Невысокий брюнет в мокрой от пота обтягивающей рубашке-поло дал понюхать собаке топ телесного цвета, принадлежавший сестре, — ткань в его руках казалась куском сорванной кожи — и все выстроились в цепь на дороге и вдоль озера. Я расстроился, разозлился, вышел из себя — мне чудилось, что эти ребята крадут что-то важное у меня…
Они вернулись глубоко вечером — лица пусты, под глазами залегли тени.
Никаких следов. Ничего.
Парни уехали, загрузившись в машины по четверо в каждую, и я представлял, как они прямиком направились в один из баров в Старом городе и заказали по пиву. И там, под хмельком, красуясь в своей новенькой полицейской форме, они видели смутный силуэт девушки, скрючившейся за каким-нибудь кустом, с запутавшимися в ветках волосами. Розовая футболка в собачьей пасти…
Несколько дней или, может, несколько недель атмосфера вокруг нас казалось наэлектризованной. Без конца звонил телефон, заходили друзья семьи, приносили корзины с фруктами, домашнюю выпечку, иногда даже свежепойманную щуку, которая потом неделями жутко скалилась в холодильнике.
Иногда появлялись подруги сестры: собирались в саду, курили, держась за руки; в их глазах читалось волнение, разноцветные платья горели в летних лучах. Иногда одна с мокрыми от слез глазами бессильно опускалась на стул, и тотчас ее окружали подруги — склонялись, шептали слова поддержки — и над заплаканным лицом струились светлые, темные и каштановые локоны. Девушки походили на молодых ланей, окруживших раненую сестрицу, чтобы скрыть ее от посторонних глаз.

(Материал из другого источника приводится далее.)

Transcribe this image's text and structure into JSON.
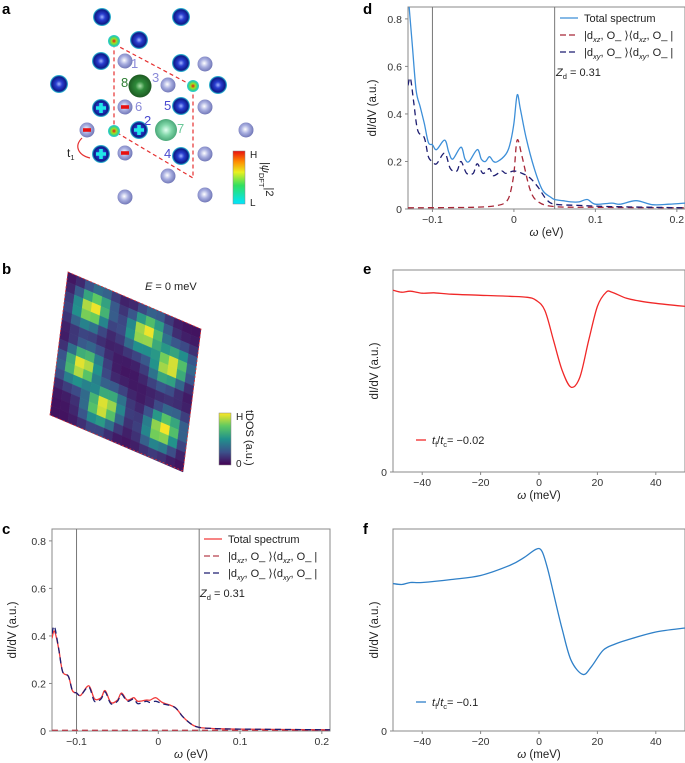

Забегали и юноши в бермудах; мать с ничего не выражающей улыбкой носила им напитки. Они нервничали. Как-то вечером я заметил двоих, устроившихся на мостике: они сидели и болтали ногами. Я подошел и учуял характерный сладковатый запашок. В темноте были видны красный огонек самокрутки и смутный силуэт приближающейся матери. От ужаса мне свело плечи, но мама просто протянула им что-то, скорее всего, колу или легкий коктейль, немного постояла, а потом зашагала обратно к дому. Казалось, она скользит по траве, а ночь вокруг становится яснее, будто мама сама излучает свет. Я совершенно не представлял, что она чувствовала в то время, и от этого мир вокруг становился еще неуловимее, еще ужасней.
В первые дни после консультаций я вспомнил несколько сцен, подобных этой. Ночью я крепко засыпал, и множество ярких снов сменяли друг друга, а днем на меня накатывали воспоминания — они бурлили подобно реке, захватывая мощным водоворотом все, что казалось явным, а из глубин поднималось что-то иное, вязкое, и течение подхватывало его и очищало.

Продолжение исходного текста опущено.